International career^{‡}
- 2005: Ukraine U19 / 5 / (0)
- 2006–2008: Ukraine U21 / 12 / (1)
- 2008–2011: Ukraine / 2 / (0)

= Vitaliy Fedoriv (footballer) =

Ukrainian football defender

Vitaliy Mykolayovych Fedoriv (Віталій Миколайович Федорів; born 21 October 1987) is a Ukrainian professional footballer who plays as a defender for Metalist Kharkiv.

==Club career==
He was with FC Dynamo Kyiv from 2004 until 2009 and was first called up to the main squad in the 2006–07 season.
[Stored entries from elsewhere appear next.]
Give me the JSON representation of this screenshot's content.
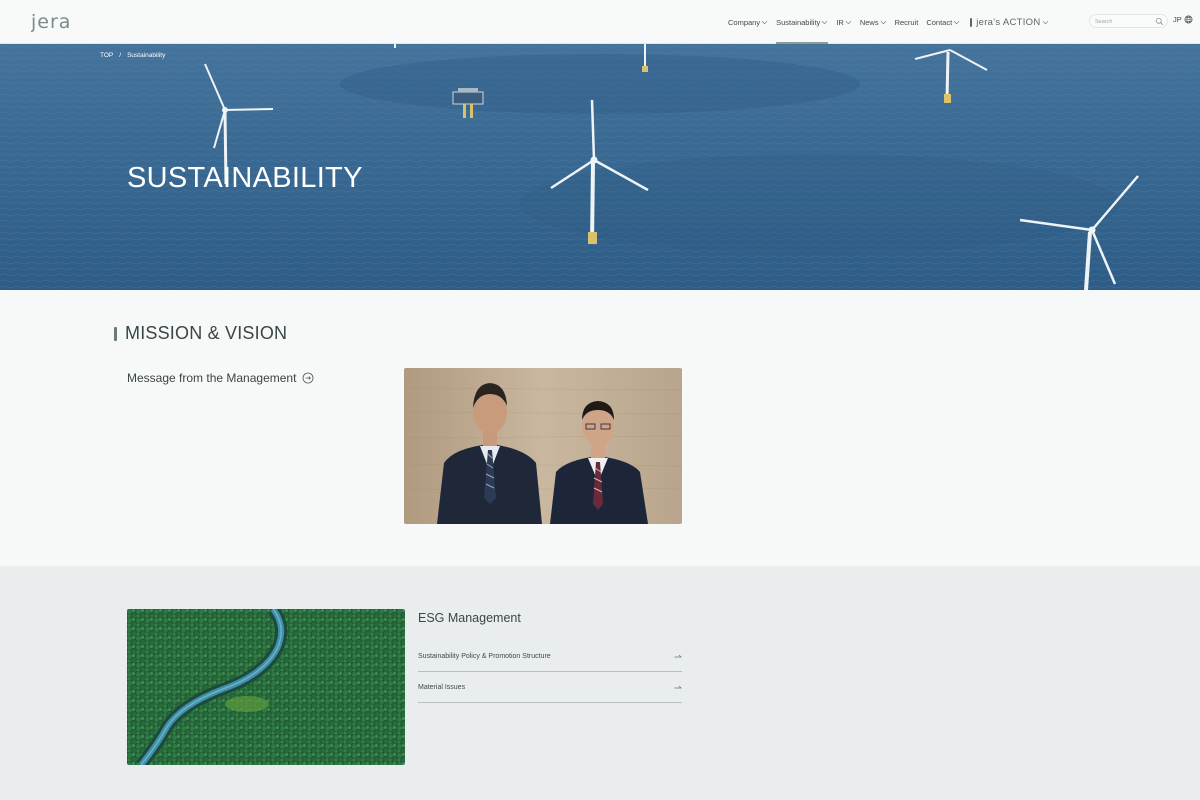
{
  "header": {
    "logo_text": "jera",
    "nav": [
      {
        "label": "Company"
      },
      {
        "label": "Sustainability"
      },
      {
        "label": "IR"
      },
      {
        "label": "News"
      },
      {
        "label": "Recruit"
      },
      {
        "label": "Contact"
      }
    ],
    "action_label": "jera's ACTION",
    "search_placeholder": "Search",
    "lang_label": "JP"
  },
  "hero": {
    "breadcrumb": [
      "TOP",
      "Sustainability"
    ],
    "title": "SUSTAINABILITY"
  },
  "mission": {
    "heading": "MISSION & VISION",
    "message_link": "Message from the Management"
  },
  "esg": {
    "title": "ESG Management",
    "items": [
      {
        "label": "Sustainability Policy & Promotion Structure"
      },
      {
        "label": "Material Issues"
      }
    ]
  },
  "colors": {
    "header_bg": "#f8f9f9",
    "sea": "#3a6a94",
    "esg_bg": "#e9eded",
    "text": "#3a4648"
  }
}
His brother Volodymyr Fedoriv is also a professional football player.

==Personal life==
Fedoriv is a brother of Ukrainian football player Volodymyr Fedoriv (born 1985) and a stepbrother of another Ukrainian football player Rostyslav Rusyn (born 1995).